4.3 Grundlage für die Verbücherung eines Kellers als eigener Grundbuchskörper war ‑ wie das Rekursgericht zutreffend erkannte ‑ das Hofkanzleidekret vom 2. 7. 1832 über den Bestand der Keller‑Grundbücher. Durch das BRBG BGBl I 1999/191 wurde dessen Geltung bis 31. 12. 2009 befristet. Mit 1. 1. 2009 trat § 300 ABGB idF BGBl I 2008/110 in Kraft. Seither ist die Sonderrechtsfähigkeit von unterirdischen Räumen nach dieser Bestimmung zu beurteilen. Nach den Gesetzesmaterialien (ERV BlgNR XXIII. GP 16 f) soll mit § 300 ABGB nF die durch das Hofkanzleidekret bewirkte Rechtslage über den 31. 12. 2009 hinaus aufrecht erhalten werden (vgl dazu 5 Ob 160/12h).

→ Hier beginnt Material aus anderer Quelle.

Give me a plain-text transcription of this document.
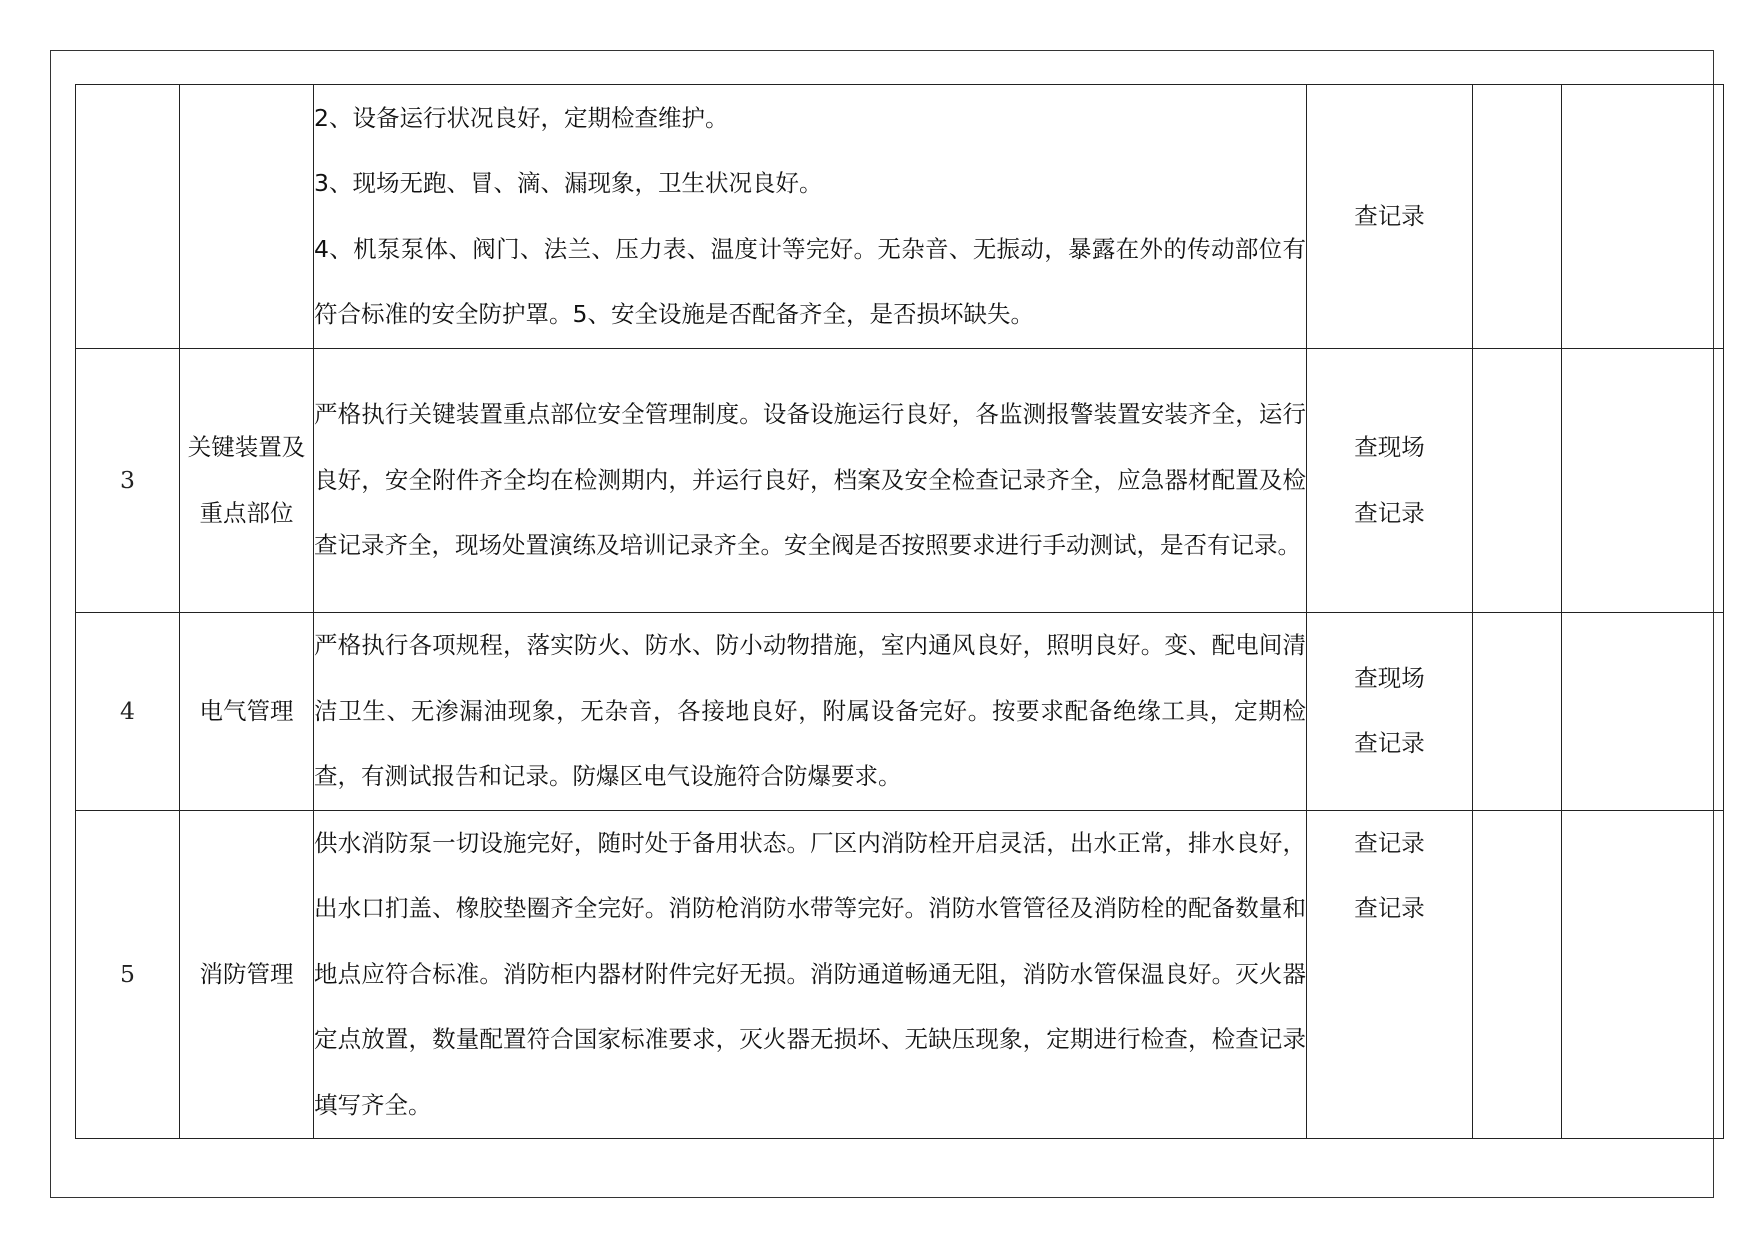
		2、设备运行状况良好，定期检查维护。

3、现场无跑、冒、滴、漏现象，卫生状况良好。

4、机泵泵体、阀门、法兰、压力表、温度计等完好。无杂音、无振动，暴露在外的传动部位有符合标准的安全防护罩。5、安全设施是否配备齐全，是否损坏缺失。	查记录		

3	关键装置及重点部位	严格执行关键装置重点部位安全管理制度。设备设施运行良好，各监测报警装置安装齐全，运行良好，安全附件齐全均在检测期内，并运行良好，档案及安全检查记录齐全，应急器材配置及检查记录齐全，现场处置演练及培训记录齐全。安全阀是否按照要求进行手动测试，是否有记录。	查现场
查记录		

4	电气管理	严格执行各项规程，落实防火、防水、防小动物措施，室内通风良好，照明良好。变、配电间清洁卫生、无渗漏油现象，无杂音，各接地良好，附属设备完好。按要求配备绝缘工具，定期检查，有测试报告和记录。防爆区电气设施符合防爆要求。	查现场
查记录		

5	消防管理	供水消防泵一切设施完好，随时处于备用状态。厂区内消防栓开启灵活，出水正常，排水良好，出水口扪盖、橡胶垫圈齐全完好。消防枪消防水带等完好。消防水管管径及消防栓的配备数量和地点应符合标准。消防柜内器材附件完好无损。消防通道畅通无阻，消防水管保温良好。灭火器定点放置，数量配置符合国家标准要求，灭火器无损坏、无缺压现象，定期进行检查，检查记录填写齐全。	查记录
查记录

4.4 Da ohne entsprechende Verbücherung des Eigentums an einem Keller die Kelleranlage nicht zur selbständigen unbeweglichen Sache wird, sondern unselbständiger Bestandteil der Liegenschaft bleibt, kann ein bücherliches Recht der Antragstellerin durch die unterbliebene Aufnahme der Passage „samt unter dem Haus P***** Nr 18 gelegenen Keller“ in der Aufschrift des Gutsbestandsblatts nicht verletzt worden sein, weil ein solches bücherliches Recht nicht existiert.

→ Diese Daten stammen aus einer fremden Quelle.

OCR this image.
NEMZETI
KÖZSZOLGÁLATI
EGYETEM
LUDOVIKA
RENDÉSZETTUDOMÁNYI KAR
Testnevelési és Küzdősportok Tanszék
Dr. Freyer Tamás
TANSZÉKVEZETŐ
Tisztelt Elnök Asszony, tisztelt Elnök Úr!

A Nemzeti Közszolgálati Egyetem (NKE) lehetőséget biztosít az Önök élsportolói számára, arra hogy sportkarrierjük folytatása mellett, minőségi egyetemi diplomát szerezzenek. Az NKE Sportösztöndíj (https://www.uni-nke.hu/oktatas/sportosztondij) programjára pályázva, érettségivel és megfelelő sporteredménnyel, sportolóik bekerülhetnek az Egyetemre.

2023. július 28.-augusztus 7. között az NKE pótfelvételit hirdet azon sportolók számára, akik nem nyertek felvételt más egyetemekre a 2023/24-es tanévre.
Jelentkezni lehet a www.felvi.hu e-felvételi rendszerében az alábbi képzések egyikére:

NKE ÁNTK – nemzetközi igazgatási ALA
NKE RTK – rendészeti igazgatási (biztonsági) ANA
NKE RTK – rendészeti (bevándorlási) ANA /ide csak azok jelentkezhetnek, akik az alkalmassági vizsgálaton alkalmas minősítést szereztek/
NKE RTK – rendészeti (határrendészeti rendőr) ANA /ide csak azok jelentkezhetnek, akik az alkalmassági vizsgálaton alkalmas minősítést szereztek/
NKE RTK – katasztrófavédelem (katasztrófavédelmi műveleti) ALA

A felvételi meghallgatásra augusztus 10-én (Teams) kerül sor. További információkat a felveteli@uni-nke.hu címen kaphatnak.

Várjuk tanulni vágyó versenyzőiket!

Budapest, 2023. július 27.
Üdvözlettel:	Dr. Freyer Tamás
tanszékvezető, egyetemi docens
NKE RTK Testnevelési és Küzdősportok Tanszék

5. Auf die in erster Instanz beantragte Berichtigung gemäß § 136 GBG ‑ die das Rekursgericht ebenfalls ablehnte ‑ kommt die Antragstellerin in ihrem Revisionsrekurs nicht mehr zurück.
6. Dem Revisionrekurs ist daher ein Erfolg zu versagen.
Im Grundbuchsverfahren findet nach ständiger Rechtsprechung des Senats ein Kostenzuspruch nicht statt. Die Revisionsrekurswerberin hat daher die Kosten ihres ‑ überdies erfolglosen ‑ Rechtsmittels selbst zu tragen (RIS‑Justiz RS0035961).